What the statesman is most anxious to produce is a certain moral character in his fellow citizens, namely a disposition to virtue and the performance of virtuous actions. - Aristoteles -


Di tengah-tengah kehidupan bermasyarakat, berbangsa dan bernegara, kita membutuhkan kehadiran para pemimpin, baik pemimpin formal kenegaraan maupun informal. Pemimpin merupakan pemandu, sekaligus panutan bagi yang dipimpin. Ketiadaan pemimpin membuat masyarakat menjadi kacau, berseteru satu sama lain. Kehadiran mereka amat diperlukan, untuk mempersatukan dan mengelola berbagai potensi konflik yang ada, dalam bingkai kebersamaan sehinga menjadi suatu kekuatan yang diperhitungkan. Karenanya, disadari, betapa tidak mudanya menjadi pemimpin. Tidak sembarang orang dapat tampil menjadi pemimpin, kecuali melalui serangkaian ujian kepemimpinan, dari yang sederhana hingga yang rumit. Pemimpin elite yang telah teruji di tengah-tengah komunitasnya.

Dalam konteks kehidupan bermasyarakat, berbangsa dan bernegara di era reformasi ini, semakin terasa sekali dibutuhkan hadirnya pemimpin-pemimpin yang mumpuni di bidangnya masing-masing, serta memiliki komitmen dan wawasan kebangsaan yang tinggi. Hal yang sama juga kita butuhkan dalam bidang politik. Pada saat ini kita berada di dalam era politik yang demokratis, dimana sistem politik ketatanegaraan, sistem pemilu, dan sistem kepartaiannya, sudah amat berbeda secara mendasar dibandingkan dengan era Orde Baru. Hal tersebut dimungkinkan karena, Undang-Undang Dasar 1945 telah mengalami amandemen hingga tahap ke-4 pada Sidang Tahunan Majelis Permusyawaratan Rakyat (MPR) pada tahun 2002.

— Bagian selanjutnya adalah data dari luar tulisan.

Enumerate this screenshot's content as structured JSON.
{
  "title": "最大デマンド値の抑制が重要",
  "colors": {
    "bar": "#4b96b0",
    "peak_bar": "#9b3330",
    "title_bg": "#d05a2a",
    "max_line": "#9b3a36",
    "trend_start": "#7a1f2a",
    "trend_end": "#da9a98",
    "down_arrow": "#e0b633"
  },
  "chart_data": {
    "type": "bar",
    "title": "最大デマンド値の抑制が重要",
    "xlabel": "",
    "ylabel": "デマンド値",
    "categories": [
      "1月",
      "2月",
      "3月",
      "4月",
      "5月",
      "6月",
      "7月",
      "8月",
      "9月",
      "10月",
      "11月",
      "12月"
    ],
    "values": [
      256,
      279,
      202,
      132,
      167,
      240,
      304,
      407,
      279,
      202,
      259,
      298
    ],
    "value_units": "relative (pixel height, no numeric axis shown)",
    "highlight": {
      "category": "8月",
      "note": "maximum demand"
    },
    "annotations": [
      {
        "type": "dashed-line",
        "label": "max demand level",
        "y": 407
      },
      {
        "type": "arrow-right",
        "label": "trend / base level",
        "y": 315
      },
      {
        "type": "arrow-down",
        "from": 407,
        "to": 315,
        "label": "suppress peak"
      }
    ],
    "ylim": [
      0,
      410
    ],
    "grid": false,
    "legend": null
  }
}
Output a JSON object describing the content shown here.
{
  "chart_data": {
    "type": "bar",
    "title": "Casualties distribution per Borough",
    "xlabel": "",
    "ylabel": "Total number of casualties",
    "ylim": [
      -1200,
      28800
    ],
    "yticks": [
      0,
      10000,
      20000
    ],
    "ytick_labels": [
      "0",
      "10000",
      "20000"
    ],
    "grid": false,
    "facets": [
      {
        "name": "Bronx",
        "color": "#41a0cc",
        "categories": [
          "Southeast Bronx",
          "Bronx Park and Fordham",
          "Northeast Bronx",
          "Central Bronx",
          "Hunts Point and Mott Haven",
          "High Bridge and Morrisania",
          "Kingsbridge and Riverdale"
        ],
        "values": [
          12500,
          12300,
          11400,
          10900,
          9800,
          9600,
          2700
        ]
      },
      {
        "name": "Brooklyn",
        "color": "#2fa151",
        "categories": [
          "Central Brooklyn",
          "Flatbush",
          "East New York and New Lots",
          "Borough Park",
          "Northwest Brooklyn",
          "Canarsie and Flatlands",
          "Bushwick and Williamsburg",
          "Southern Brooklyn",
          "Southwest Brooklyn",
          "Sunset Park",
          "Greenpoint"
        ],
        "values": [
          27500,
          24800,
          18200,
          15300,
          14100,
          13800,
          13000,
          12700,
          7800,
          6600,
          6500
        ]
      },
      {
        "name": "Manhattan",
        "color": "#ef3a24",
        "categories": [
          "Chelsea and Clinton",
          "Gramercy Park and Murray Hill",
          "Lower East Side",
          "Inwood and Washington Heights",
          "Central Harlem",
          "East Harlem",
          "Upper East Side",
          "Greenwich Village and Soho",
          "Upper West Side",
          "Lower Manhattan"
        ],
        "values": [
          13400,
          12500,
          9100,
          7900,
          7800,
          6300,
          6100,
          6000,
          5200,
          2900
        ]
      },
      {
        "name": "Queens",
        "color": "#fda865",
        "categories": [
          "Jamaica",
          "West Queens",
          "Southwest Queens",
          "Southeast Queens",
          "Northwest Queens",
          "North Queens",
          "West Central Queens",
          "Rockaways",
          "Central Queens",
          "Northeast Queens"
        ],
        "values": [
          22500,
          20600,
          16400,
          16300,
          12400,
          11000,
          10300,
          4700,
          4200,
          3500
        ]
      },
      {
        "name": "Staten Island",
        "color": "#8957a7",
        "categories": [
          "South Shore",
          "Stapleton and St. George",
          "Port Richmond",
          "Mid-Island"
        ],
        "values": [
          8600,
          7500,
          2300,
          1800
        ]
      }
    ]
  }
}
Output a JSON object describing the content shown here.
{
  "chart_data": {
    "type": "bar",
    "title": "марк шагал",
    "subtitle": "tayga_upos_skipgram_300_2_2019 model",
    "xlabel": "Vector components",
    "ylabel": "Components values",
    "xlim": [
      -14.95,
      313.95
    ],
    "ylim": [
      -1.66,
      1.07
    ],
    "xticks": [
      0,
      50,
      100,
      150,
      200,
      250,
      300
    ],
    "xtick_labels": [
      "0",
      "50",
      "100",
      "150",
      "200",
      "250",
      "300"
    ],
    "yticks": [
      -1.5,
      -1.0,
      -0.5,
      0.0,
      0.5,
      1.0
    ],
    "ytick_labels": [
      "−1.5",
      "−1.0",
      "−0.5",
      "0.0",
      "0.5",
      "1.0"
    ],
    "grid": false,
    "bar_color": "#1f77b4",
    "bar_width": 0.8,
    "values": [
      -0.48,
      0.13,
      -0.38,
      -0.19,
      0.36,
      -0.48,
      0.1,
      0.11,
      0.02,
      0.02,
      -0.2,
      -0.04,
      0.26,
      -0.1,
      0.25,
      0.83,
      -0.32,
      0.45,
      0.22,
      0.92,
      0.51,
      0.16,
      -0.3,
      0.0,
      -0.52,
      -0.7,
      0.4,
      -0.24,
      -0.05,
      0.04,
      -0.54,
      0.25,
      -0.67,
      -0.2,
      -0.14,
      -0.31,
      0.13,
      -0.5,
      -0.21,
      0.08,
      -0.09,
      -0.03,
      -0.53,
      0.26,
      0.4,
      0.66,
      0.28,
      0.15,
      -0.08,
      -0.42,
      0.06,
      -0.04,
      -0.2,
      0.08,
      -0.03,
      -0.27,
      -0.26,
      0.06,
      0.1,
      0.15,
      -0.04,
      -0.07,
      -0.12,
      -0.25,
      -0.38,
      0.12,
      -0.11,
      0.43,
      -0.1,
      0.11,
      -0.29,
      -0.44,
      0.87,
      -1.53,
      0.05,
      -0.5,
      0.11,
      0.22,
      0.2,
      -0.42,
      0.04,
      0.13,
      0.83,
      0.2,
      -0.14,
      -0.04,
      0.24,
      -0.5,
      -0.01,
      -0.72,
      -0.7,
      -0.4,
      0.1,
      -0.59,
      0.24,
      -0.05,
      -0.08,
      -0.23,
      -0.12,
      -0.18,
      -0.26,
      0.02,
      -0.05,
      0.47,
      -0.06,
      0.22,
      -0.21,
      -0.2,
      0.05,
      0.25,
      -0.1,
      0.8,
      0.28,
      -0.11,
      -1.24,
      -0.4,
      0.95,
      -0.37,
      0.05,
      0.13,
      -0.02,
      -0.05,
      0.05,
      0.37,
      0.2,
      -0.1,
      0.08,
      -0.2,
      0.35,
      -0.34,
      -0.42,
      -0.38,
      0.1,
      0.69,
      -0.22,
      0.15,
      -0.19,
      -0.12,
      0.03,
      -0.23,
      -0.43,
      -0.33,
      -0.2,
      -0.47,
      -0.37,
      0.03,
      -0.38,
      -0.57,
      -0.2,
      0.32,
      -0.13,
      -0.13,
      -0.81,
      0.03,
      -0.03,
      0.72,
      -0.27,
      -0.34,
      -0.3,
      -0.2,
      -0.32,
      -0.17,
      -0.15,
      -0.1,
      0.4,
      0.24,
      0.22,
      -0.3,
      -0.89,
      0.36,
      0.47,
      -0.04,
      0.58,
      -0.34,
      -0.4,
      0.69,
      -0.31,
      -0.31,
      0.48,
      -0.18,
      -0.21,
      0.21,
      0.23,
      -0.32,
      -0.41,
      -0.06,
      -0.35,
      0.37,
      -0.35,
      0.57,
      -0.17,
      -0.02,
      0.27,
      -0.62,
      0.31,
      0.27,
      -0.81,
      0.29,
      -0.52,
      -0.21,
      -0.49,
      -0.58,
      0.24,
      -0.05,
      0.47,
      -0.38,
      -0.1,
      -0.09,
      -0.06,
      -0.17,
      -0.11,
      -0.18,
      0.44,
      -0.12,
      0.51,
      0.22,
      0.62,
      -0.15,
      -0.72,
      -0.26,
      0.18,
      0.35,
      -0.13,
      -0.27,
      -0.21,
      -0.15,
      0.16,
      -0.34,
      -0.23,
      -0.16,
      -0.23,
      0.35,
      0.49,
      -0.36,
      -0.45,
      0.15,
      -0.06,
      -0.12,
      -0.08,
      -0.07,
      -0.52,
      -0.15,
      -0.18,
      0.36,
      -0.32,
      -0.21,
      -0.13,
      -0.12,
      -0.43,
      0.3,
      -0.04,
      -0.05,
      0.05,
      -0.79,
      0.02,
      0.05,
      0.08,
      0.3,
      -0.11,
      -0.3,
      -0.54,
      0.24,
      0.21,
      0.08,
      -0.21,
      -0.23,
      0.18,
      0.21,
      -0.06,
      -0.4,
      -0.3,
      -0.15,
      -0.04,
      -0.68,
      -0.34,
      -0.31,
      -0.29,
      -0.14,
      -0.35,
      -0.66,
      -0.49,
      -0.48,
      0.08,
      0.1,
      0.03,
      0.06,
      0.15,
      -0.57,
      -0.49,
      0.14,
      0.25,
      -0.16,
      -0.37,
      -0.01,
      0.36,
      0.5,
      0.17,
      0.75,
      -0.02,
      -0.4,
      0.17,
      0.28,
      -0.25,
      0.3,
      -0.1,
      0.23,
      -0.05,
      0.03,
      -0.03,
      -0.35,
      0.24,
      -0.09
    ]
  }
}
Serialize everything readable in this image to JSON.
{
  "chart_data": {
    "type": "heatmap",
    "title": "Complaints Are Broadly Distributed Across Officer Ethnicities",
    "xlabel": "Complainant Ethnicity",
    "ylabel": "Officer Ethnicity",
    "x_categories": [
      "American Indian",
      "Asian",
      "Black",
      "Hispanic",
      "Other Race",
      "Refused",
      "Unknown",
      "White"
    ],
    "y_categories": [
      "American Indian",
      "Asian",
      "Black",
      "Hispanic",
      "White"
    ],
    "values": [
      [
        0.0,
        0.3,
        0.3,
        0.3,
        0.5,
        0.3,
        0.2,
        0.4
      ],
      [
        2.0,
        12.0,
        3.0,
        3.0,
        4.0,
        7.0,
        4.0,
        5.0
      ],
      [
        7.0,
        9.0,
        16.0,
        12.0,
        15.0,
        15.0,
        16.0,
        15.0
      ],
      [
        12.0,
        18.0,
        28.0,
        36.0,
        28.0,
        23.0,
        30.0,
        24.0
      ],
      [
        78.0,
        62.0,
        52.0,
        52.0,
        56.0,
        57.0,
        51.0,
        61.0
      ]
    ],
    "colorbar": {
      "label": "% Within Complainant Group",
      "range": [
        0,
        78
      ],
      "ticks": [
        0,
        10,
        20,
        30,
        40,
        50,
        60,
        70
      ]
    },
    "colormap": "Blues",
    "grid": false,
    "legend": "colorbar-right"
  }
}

Apabila kita cermati sistem kepartaian kita yang multipartai (banyak partai), maka terbuka peluang bagi hadirnya elite-elite (pemimpin) politik melalui partainya masing-masing. Lembaga partai politik sengaja dirancang untuk mengoptimalkan fungsi-fungsinya, antara lain sebagai sarana agregasi politik, sirkulasi elite dan perkaderan politik, manajemen konflik, serta sosialisasi dan komunikasi politik. Elite-elite politik yang ditempa oleh lembaga partai politik diharapkan dapat tampil sebagai pemimpin-pemimpin yang tangguh dan penuh wibawa, tidak saja di mata konstituennya, tetapi juga segenap spektrum masyarakat dan bangsa.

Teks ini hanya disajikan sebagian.